A Bloom filter is a data structure that can be used to inform the user whether a particular item is part of a set. Though it cannot say with certainty whether an element is in the set, it can say with certainty if the element is not.
Created by Burton Howard Bloom in 1970, Bloom filters are an attractive offering for a range of applications due to their efficiency in space usage. In some cryptocurrencies (most notably Bitcoin), they play an integral role in Simplified Payment Verification, or SPV.
In using an SPV client, users can interact with the Bitcoin network without running a full node. Full nodes come with certain storage and computational requirements that make them unwieldy to run on low-powered devices like smartphones. SPV clients, on the other hand, simply query full nodes for information relevant to the user’s wallet(s).
The most straightforward solution to relay this data to the user would be by making full nodes aware of the client’s keys, so that only pertinent transactions are sent to them. Evidently, this is a subpar solution as the client’s privacy would be sacrificed. On the other hand, downloading all transactions only to discard the majority of them would be a waste of bandwidth. Enter Bloom filters.
Let’s illustrate. Suppose that a client, Alice, has a high-value transaction she doesn’t want Bob, who runs a full node, to be aware of. She constructs a Bloom filter, which we’ll illustrate as a 10x1 grid:
She passes the transaction data she is interested in through two different hash functions, which outputs two numbers between 0 and 9. Let’s call them 4 and 7. She sends the filter to Bob.
Looking at this grid, you have no idea what data Alice has passed to the filter.

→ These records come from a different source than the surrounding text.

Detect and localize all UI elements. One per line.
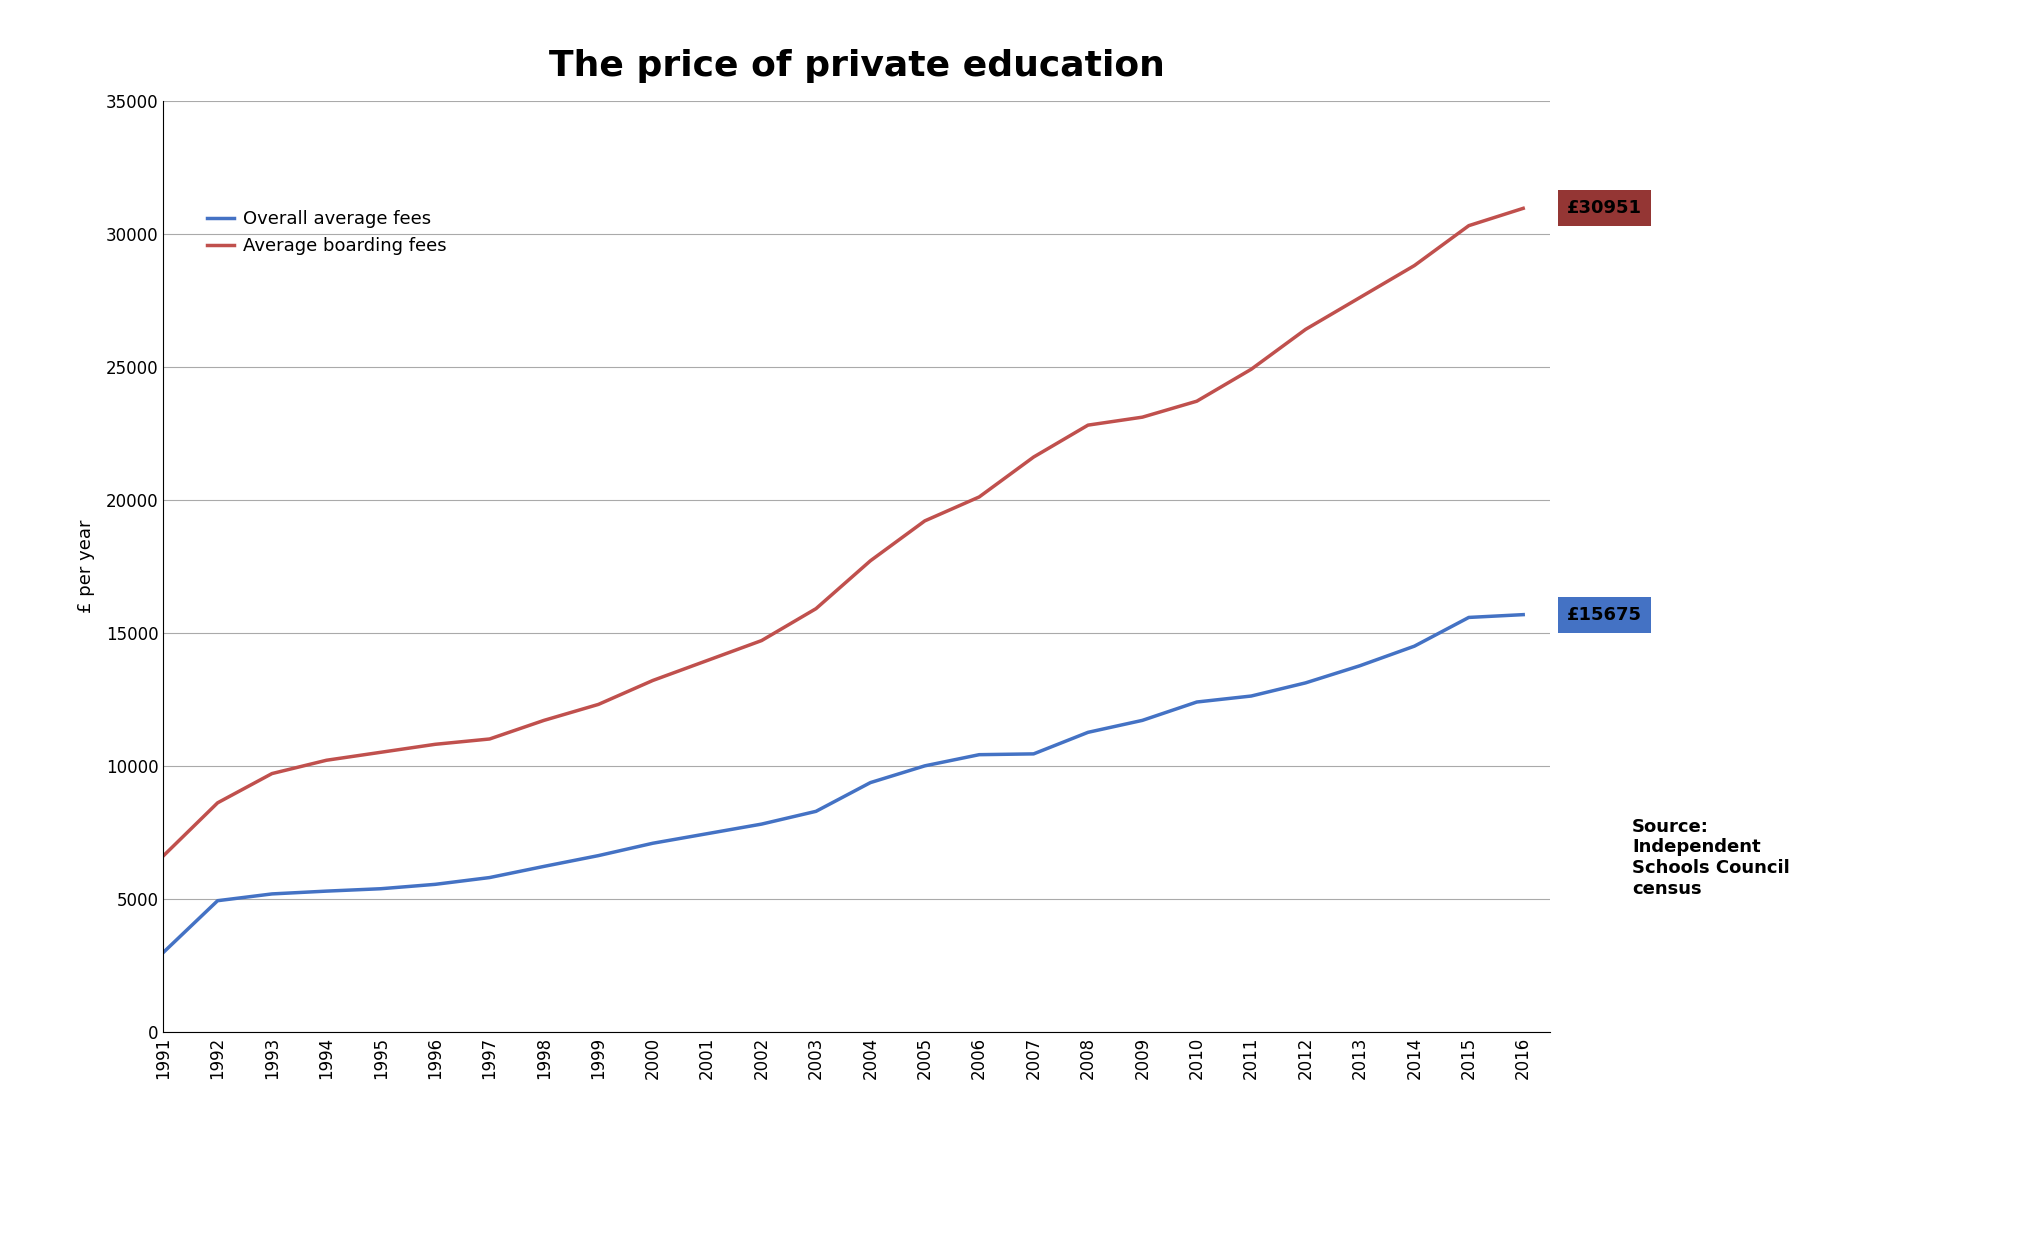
Average boarding fees [477,731,502,746]
Average boarding fees [422,737,447,752]
Average boarding fees [1238,362,1262,377]
Average boarding fees [314,752,338,767]
Average boarding fees [748,633,773,648]
Overall average fees [1293,676,1317,691]
Overall average fees [1238,688,1262,703]
Overall average fees [151,945,175,960]
Overall average fees [206,893,230,908]
Average boarding fees [1348,289,1372,304]
Text: £30951: £30951 [1566,199,1641,218]
Average boarding fees [966,489,991,504]
Overall average fees [369,881,394,896]
Average boarding fees [206,795,230,810]
Average boarding fees [858,554,883,569]
Overall average fees [532,859,557,874]
Overall average fees [748,816,773,832]
Text: Source:
Independent
Schools Council
census: Source: Independent Schools Council cens… [1631,818,1788,898]
Overall average fees [477,871,502,886]
Overall average fees [1456,610,1480,625]
Average boarding fees [259,766,283,781]
Overall average fees [1075,725,1099,740]
Y-axis label: £ per year: £ per year [77,520,94,613]
Overall average fees [803,804,828,819]
Average boarding fees [1456,218,1480,233]
Overall average fees [640,835,665,850]
Overall average fees [1022,746,1046,761]
Average boarding fees [1511,201,1535,216]
Overall average fees [1401,639,1425,654]
Average boarding fees [1022,449,1046,464]
Average boarding fees [640,673,665,688]
Overall average fees [911,759,936,774]
Overall average fees [422,877,447,892]
Overall average fees [259,887,283,902]
Overall average fees [966,747,991,762]
Overall average fees [314,883,338,898]
Average boarding fees [803,601,828,616]
Overall average fees [1185,694,1209,710]
Text: £15675: £15675 [1566,605,1641,624]
Average boarding fees [532,713,557,728]
Line: Overall average fees: Overall average fees [163,615,1523,952]
Average boarding fees [1401,258,1425,273]
Average boarding fees [1075,418,1099,433]
Title: The price of private education: The price of private education [548,49,1164,83]
Overall average fees [858,775,883,790]
Overall average fees [1130,713,1154,728]
Average boarding fees [1130,410,1154,425]
Overall average fees [695,827,720,842]
Overall average fees [585,848,610,863]
Average boarding fees [369,745,394,760]
Overall average fees [1348,658,1372,673]
Overall average fees [1511,608,1535,623]
Average boarding fees [585,697,610,712]
Average boarding fees [911,513,936,528]
Average boarding fees [151,848,175,863]
Line: Average boarding fees: Average boarding fees [163,209,1523,855]
Average boarding fees [1185,394,1209,409]
Average boarding fees [1293,322,1317,337]
Legend: Overall average fees, Average boarding fees: Overall average fees, Average boarding f… [200,203,455,262]
Average boarding fees [695,653,720,668]
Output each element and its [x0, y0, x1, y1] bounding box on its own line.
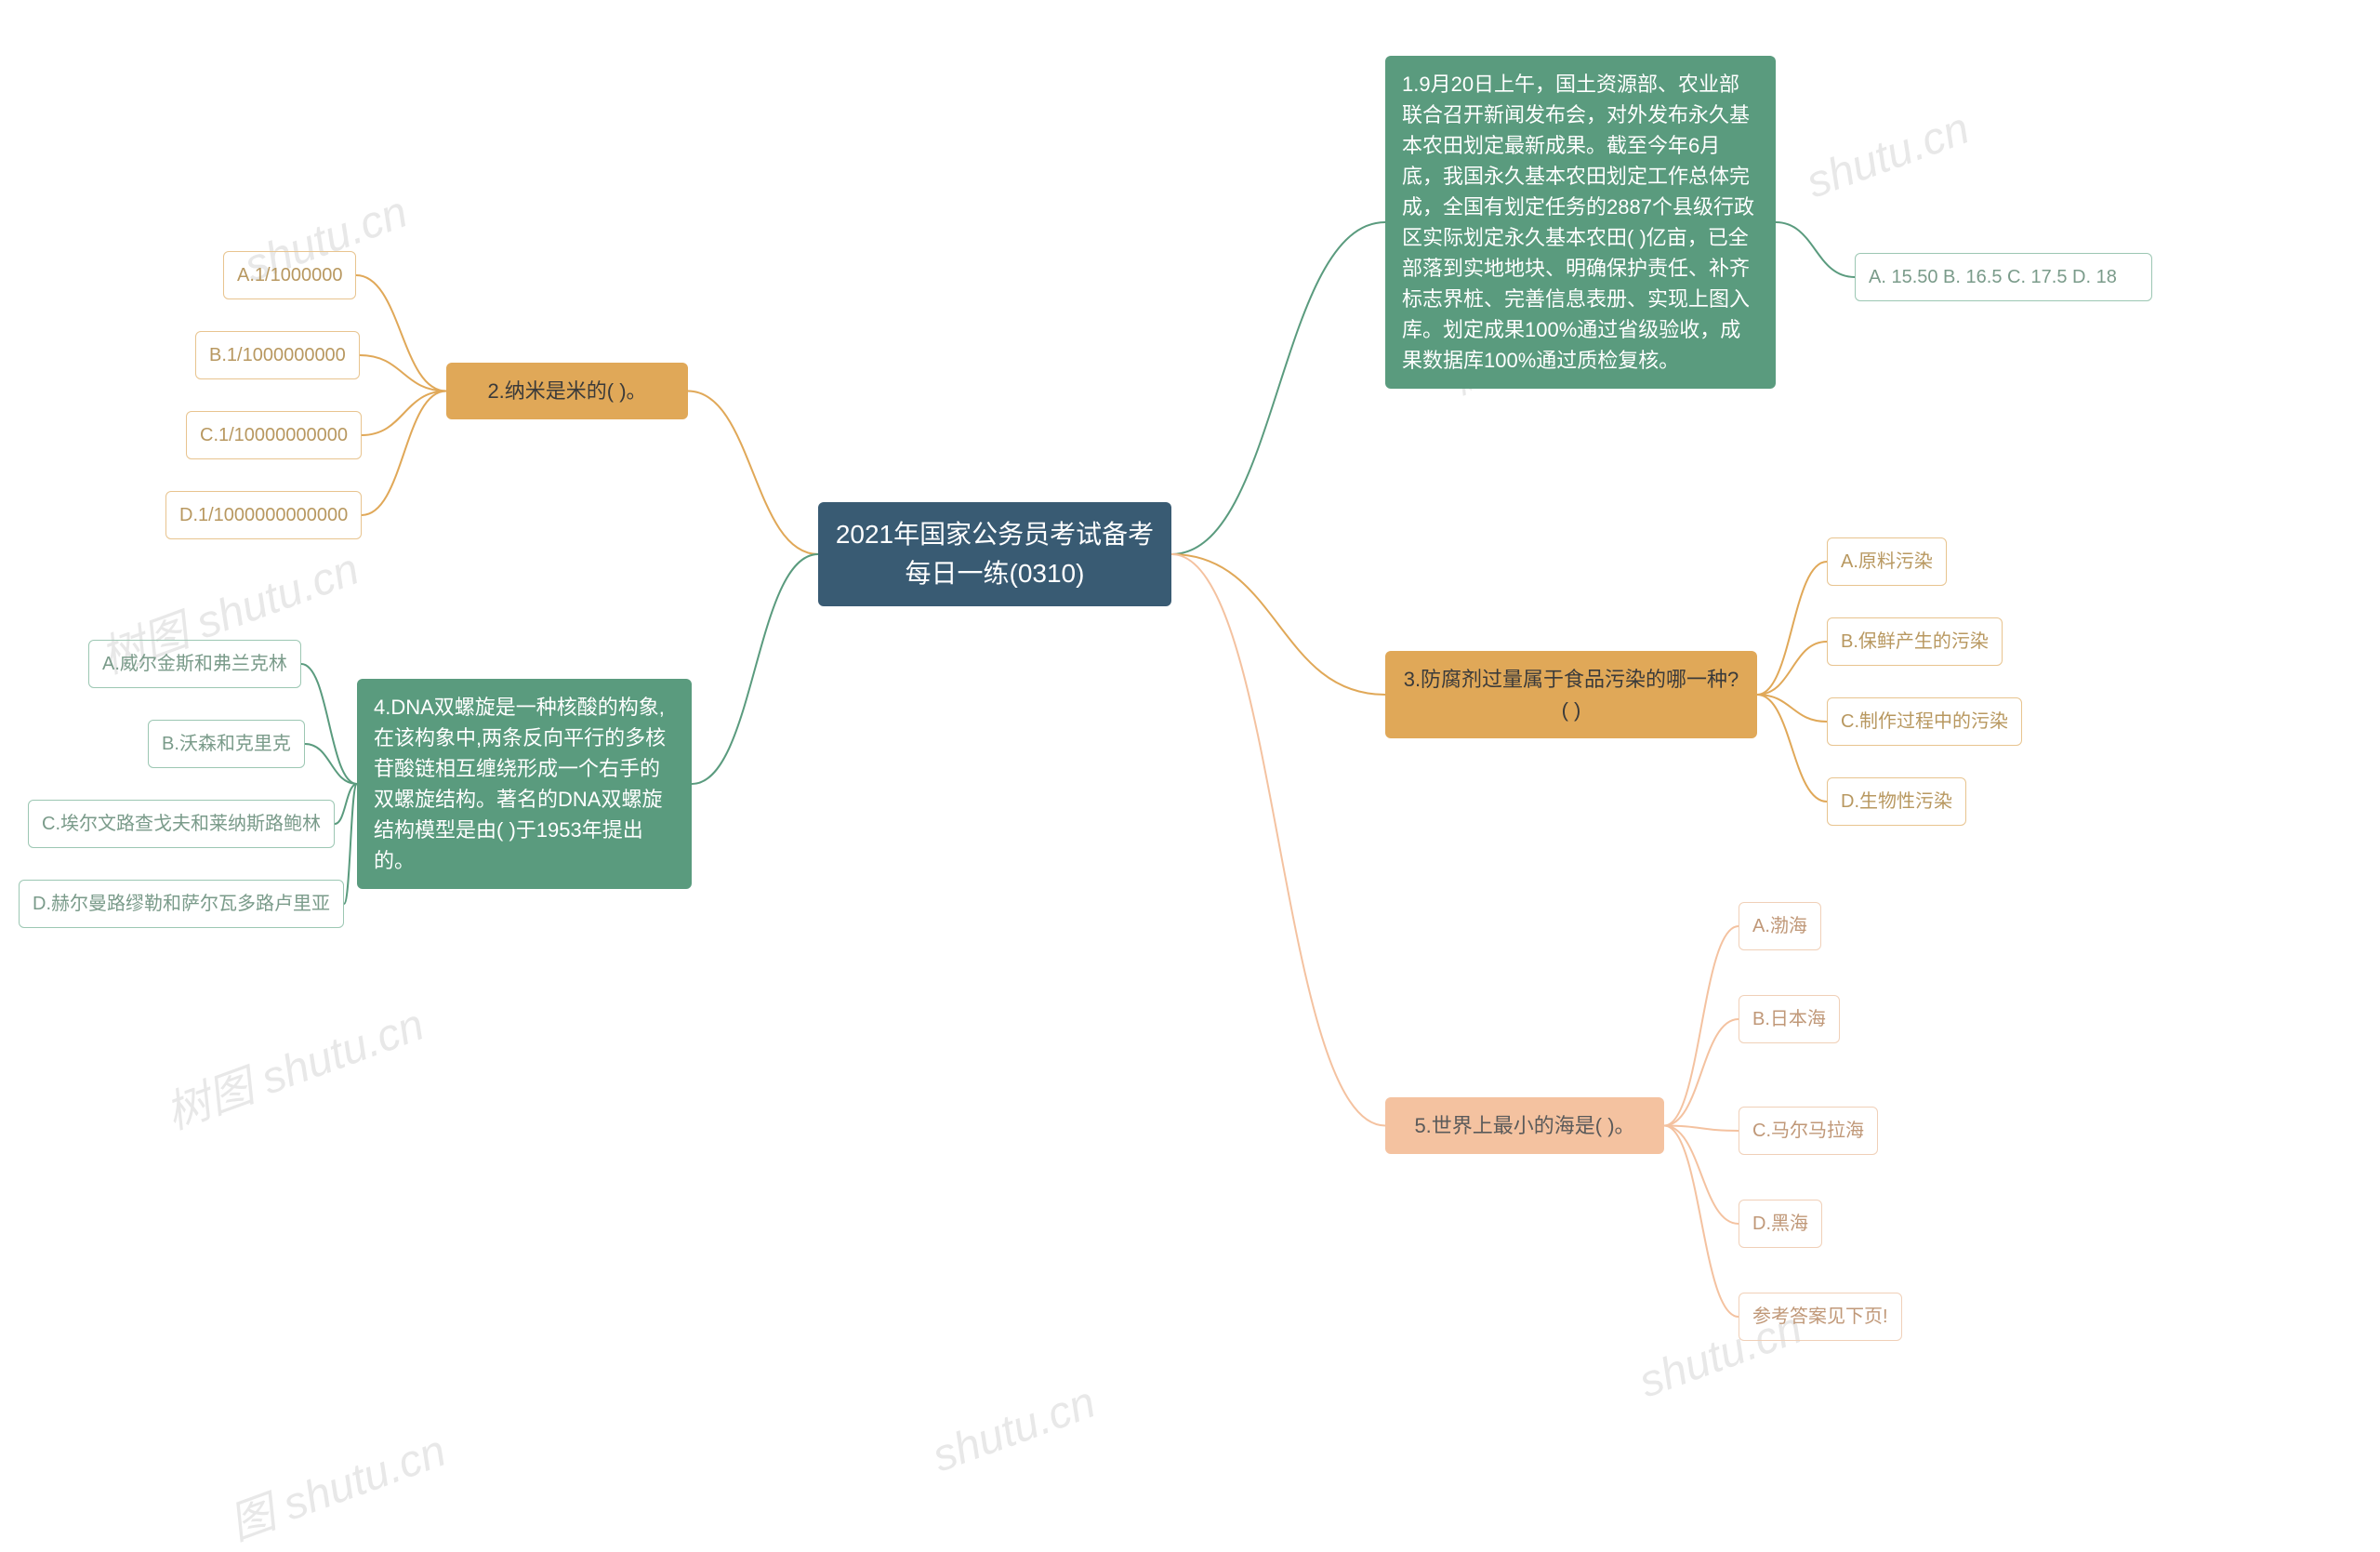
- watermark: 树图 shutu.cn: [155, 988, 431, 1141]
- leaf-q2-1: B.1/1000000000: [195, 331, 360, 379]
- watermark: shutu.cn: [1800, 103, 1976, 209]
- leaf-q5-2: C.马尔马拉海: [1739, 1107, 1878, 1155]
- branch-q1: 1.9月20日上午，国土资源部、农业部联合召开新闻发布会，对外发布永久基本农田划…: [1385, 56, 1776, 389]
- leaf-q2-0: A.1/1000000: [223, 251, 356, 299]
- leaf-q5-1: B.日本海: [1739, 995, 1840, 1043]
- leaf-q3-3: D.生物性污染: [1827, 777, 1966, 826]
- root-node: 2021年国家公务员考试备考每日一练(0310): [818, 502, 1171, 606]
- leaf-q3-1: B.保鲜产生的污染: [1827, 617, 2003, 666]
- branch-q4: 4.DNA双螺旋是一种核酸的构象,在该构象中,两条反向平行的多核苷酸链相互缠绕形…: [357, 679, 692, 889]
- leaf-q4-3: D.赫尔曼路缪勒和萨尔瓦多路卢里亚: [19, 880, 344, 928]
- leaf-q5-4: 参考答案见下页!: [1739, 1293, 1902, 1341]
- leaf-q2-2: C.1/10000000000: [186, 411, 362, 459]
- watermark: shutu.cn: [926, 1377, 1102, 1483]
- branch-q2: 2.纳米是米的( )。: [446, 363, 688, 419]
- watermark: 图 shutu.cn: [218, 1414, 453, 1552]
- branch-q5: 5.世界上最小的海是( )。: [1385, 1097, 1664, 1154]
- branch-q3: 3.防腐剂过量属于食品污染的哪一种?( ): [1385, 651, 1757, 738]
- leaf-q1-0: A. 15.50 B. 16.5 C. 17.5 D. 18: [1855, 253, 2152, 301]
- leaf-q5-3: D.黑海: [1739, 1200, 1822, 1248]
- leaf-q5-0: A.渤海: [1739, 902, 1821, 950]
- leaf-q2-3: D.1/1000000000000: [165, 491, 362, 539]
- leaf-q4-1: B.沃森和克里克: [148, 720, 305, 768]
- leaf-q4-2: C.埃尔文路查戈夫和莱纳斯路鲍林: [28, 800, 335, 848]
- leaf-q3-2: C.制作过程中的污染: [1827, 697, 2022, 746]
- leaf-q3-0: A.原料污染: [1827, 537, 1947, 586]
- leaf-q4-0: A.威尔金斯和弗兰克林: [88, 640, 301, 688]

If you had a set in which the data was contained, you would be able to hash it and compare it with the filter – if there’s a match, there’s a possibility that it was the information that Alice requested.
At the same time, there’s likely to be many inputs that will map to 4 and 7, so Bob cannot determine what part of the data Alice is interested in. He simply returns all of the matches, and Alice filters them on her end.
This is, of course, a gross oversimplification, but it demonstrates the concept: Bloom filters obfuscate the true interests of the client. It’s not a perfect method (there are still concerns over its privacy), but it’s an improvement over an unshielded request to a node.